(Mar. 10, 1876-Jan. 30, 1980). Born in Indianapolis, Reginald H. Sullivan came from a long line of Indiana politicians. His great-grandfather, Jeremiah Sullivan, a state legislator and later state Supreme Court justice, served on a commission in 1820 to find a suitable site for a new state capital and suggested the name Indianapolis for the new city. Reginald Sullivan’s father, Thomas L. Sullivan, served as Indianapolis mayor from 1890 to 1893.

A group of men stand and sit together.
Freeman B. Ransom, standing second from the left, with Mayor Reginald H. Sullivan, sitting in the middle, ca. 1940s Credit: Madam C.J. Walker Collection, Indiana Historical Society View Source

In his youth, Sullivan attended the private Classical Boys School, then Wabash College, graduating in 1897. While at Wabash, he was quarterback and captain of the football team. Sullivan went on to the Indiana University Law School, where he graduated in 1899. Practicing law in Indianapolis, he teamed up with Frank Ross and Edward Knight in the firm Ross, Sullivan & Knight.

Like his ancestors, Sullivan was politically active. He served one term as state senator (1911 to 1913) as a Democrat and was elected Indianapolis comptroller in 1916. He resigned in 1917 to become one of the first U.S. Army officers to be trained at Fort Benjamin Harrison but was honorably discharged after an injury.

In 1929, Sullivan was the Democratic nominee for mayor, running against Republican Alfred M. Glossbrenner. Despite being confined to St. Vincent Hospital for much of the campaign owing to injuries suffered in a plane crash, Sullivan easily won the election, beating Glossbrenner by approximately 33,000 votes—at that time the largest margin of victory any local candidate had ever received.

To help ease the economic hardships caused by the Great Depression, Sullivan instituted the “Made Work Program”. Under this program, the mayor urged the unemployed to go door-to-door to solicit work. A more direct method to ease unemployment under Sullivan’s administration was the building of Weir Cook Municipal Airport, which was dedicated in September 1931. In his first term, Sullivan also worked to acquire Citizens Gas and Coke Utility for the city. 

During the 1934 Real Silk Hosier Mills Strike, street fights, attacks on buses carrying company workers, and a successful bombing of an employee’s home (another effort failed) moved Sullivan and Chief of Police Michael F. Morrissey to invoke special police powers and Real Silk management to increase its publicity campaign against the “misguided strikers” who used “un-American methods.” Labor accused Sullivan and Morrisey of a conflict of interest, charging that they possessed a financial interest in the company.
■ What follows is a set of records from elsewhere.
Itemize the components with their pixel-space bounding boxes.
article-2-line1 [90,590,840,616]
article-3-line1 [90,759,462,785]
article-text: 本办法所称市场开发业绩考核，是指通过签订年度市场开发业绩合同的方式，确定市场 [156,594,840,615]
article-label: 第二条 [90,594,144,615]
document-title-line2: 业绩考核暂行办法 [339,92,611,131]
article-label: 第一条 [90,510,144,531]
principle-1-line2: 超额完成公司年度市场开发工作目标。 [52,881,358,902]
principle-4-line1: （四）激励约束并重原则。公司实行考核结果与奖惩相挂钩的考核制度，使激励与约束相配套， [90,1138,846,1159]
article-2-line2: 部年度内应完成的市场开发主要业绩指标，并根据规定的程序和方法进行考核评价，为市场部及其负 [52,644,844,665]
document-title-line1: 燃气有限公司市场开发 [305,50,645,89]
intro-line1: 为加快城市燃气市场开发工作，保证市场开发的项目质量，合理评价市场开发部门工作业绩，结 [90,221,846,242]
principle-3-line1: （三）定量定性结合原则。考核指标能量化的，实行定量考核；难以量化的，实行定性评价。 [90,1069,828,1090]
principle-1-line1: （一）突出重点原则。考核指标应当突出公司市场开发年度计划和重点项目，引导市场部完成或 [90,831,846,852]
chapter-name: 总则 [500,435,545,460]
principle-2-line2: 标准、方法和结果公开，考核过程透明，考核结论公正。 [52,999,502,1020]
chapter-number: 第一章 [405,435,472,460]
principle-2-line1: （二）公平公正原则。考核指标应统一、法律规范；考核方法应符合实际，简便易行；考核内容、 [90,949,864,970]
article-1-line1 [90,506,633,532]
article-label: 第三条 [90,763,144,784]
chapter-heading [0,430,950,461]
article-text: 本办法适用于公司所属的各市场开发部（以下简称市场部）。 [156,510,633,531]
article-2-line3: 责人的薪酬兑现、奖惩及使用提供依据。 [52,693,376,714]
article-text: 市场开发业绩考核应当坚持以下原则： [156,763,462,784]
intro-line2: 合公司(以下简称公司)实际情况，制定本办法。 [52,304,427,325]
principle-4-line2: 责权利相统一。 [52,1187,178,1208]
In 1938, Marion County Democratic Party chairman E. Kirk McKinney presented a petition signed by 50,000 people urging Sullivan to run again for mayor. He accepted the call and in the general election captured his second term in office by defeating GOP challenger Herman C. Wolff.

During World War II, the Sullivan administration removed approximately 40 miles of streetcar tracks and installed a citywide air raid warning system. As Indianapolis Civilian Defense Council chairman, Sullivan often personally handed out diplomas to Indianapolis men and women trained as air raid wardens. He launched a smoke abatement (see air quality) drive aimed at improving the city’s air quality.

Sullivan, who returned to his law practice after his second term in office ended in 1943, was a lifelong city resident. A bachelor, Sullivan lived for a number of years at his family’s home on North Capitol Avenue. He was a member of numerous organizations, including the Indianapolis Athletic Club, Athenaeum Turners, the Indiana Democratic Club, and St. Paul’s Episcopal Church. In 1974, he was one of the first three persons named to the Indiana Democratic Hall of Fame. Sullivan died in Indianapolis at the age of 103.